= Kara Dansky =

American attorney and gender-critical feminist

Kara Dansky is an American lawyer, public speaker, writer, and consultant. Dansky is best known for her gender-critical activism. She is the president of the American chapter of the gender-critical group, Women's Declaration International. From 2016 to 2020, she served on the board of Women's Liberation Front, which has also been described as gender-critical.

In November 2021, she published "The Abolition of Sex: How the 'Transgender' Agenda Harms Women and Girls". Dansky graduated with a Juris Doctor Degree from the University of Pennsylvania Law School and a Bachelor of Arts from Johns Hopkins University.

==Education==
Dansky received a BA from Johns Hopkins University and a JD from the University of Pennsylvania Law School.

==Career==
Dansky was the executive director of the Stanford Criminal Justice Center at Stanford Law School. While director, she focused on linking the work of those in academia studying criminal justice with policy makers.

In 2014, Dansky authored the ACLU study War Comes Home: The Excessive Militarization of American Policing which concluded that the increasing application of military tactics and weapons by American police was unnecessarily putting civilians at risk of injury and death.

In 2015, Dansky appeared in the documentary film Peace Officer which explores the militarization of police in the United States through several incidents that occurred in Utah.

From 2016 to 2020, Dansky served on the board of the Women's Liberation Front.

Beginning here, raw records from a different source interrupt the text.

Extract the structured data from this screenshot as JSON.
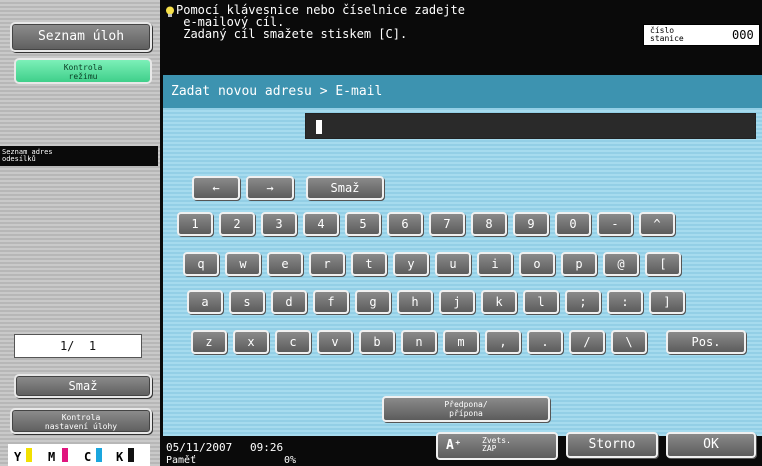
{
  "sidebar": {
    "job_list_label": "Seznam úloh",
    "mode_check_label": "Kontrola\nrežimu",
    "address_list_label": "Seznam adres\nodesílků",
    "page_counter": "1/  1",
    "delete_label": "Smaž",
    "job_settings_label": "Kontrola\nnastavení úlohy",
    "toner": [
      {
        "label": "Y",
        "color": "#f2e000"
      },
      {
        "label": "M",
        "color": "#e0157e"
      },
      {
        "label": "C",
        "color": "#1aa6de"
      },
      {
        "label": "K",
        "color": "#111111"
      }
    ]
  },
  "header": {
    "message": "Pomocí klávesnice nebo číselnice zadejte\n e-mailový cíl.\n Zadaný cíl smažete stiskem [C].",
    "station_label": "číslo\nstanice",
    "station_value": "000"
  },
  "subheader": {
    "title": "Zadat novou adresu > E-mail"
  },
  "address_input": {
    "value": ""
  },
  "keyboard": {
    "arrow_left": "←",
    "arrow_right": "→",
    "delete_label": "Smaž",
    "row1": [
      "1",
      "2",
      "3",
      "4",
      "5",
      "6",
      "7",
      "8",
      "9",
      "0",
      "-",
      "^"
    ],
    "row2": [
      "q",
      "w",
      "e",
      "r",
      "t",
      "y",
      "u",
      "i",
      "o",
      "p",
      "@",
      "["
    ],
    "row3": [
      "a",
      "s",
      "d",
      "f",
      "g",
      "h",
      "j",
      "k",
      "l",
      ";",
      ":",
      "]"
    ],
    "row4": [
      "z",
      "x",
      "c",
      "v",
      "b",
      "n",
      "m",
      ",",
      ".",
      "/",
      "\\"
    ],
    "shift_label": "Pos.",
    "prefix_suffix_label": "Předpona/\npřípona"
  },
  "footer": {
    "date": "05/11/2007",
    "time": "09:26",
    "memory_label": "Paměť",
    "memory_value": "0%",
    "zoom_label": "Zvets.\nZAP",
    "cancel_label": "Storno",
    "ok_label": "OK"
  }
}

She has appeared on Tucker Carlson's Fox program to discuss her views.

In 2020, Dansky testified in support a bill in the South Dakota legislature that would ban the prescribing of hormones or sex-reassignment surgery for transgender youth.

In 2021, Dansky authored the book The Abolition of Sex: How the 'Transgender' Agenda Harms Women and Girls.

In 2023, Dansky published The Reckoning: How the Democrats and the Left Betrayed Women and Girls.

Dansky is the current president of the American chapter of Women's Declaration International.

Dansky has partnered with May Mailman of the conservative Independent Women's Forum in working to define male and female in law according to a definition rooted in biology. Mailman has called TERF activists, particularly Dansky, as the main intellectual force behind the effort, stating that "the ones that were really driving the charge and had just a lot more knowledge and background, and had been thinking about these issues, writing about these issues, for such a long time, tended to be people on the left."

==Personal life==
Dansky is a Shambhala International certified meditation instructor.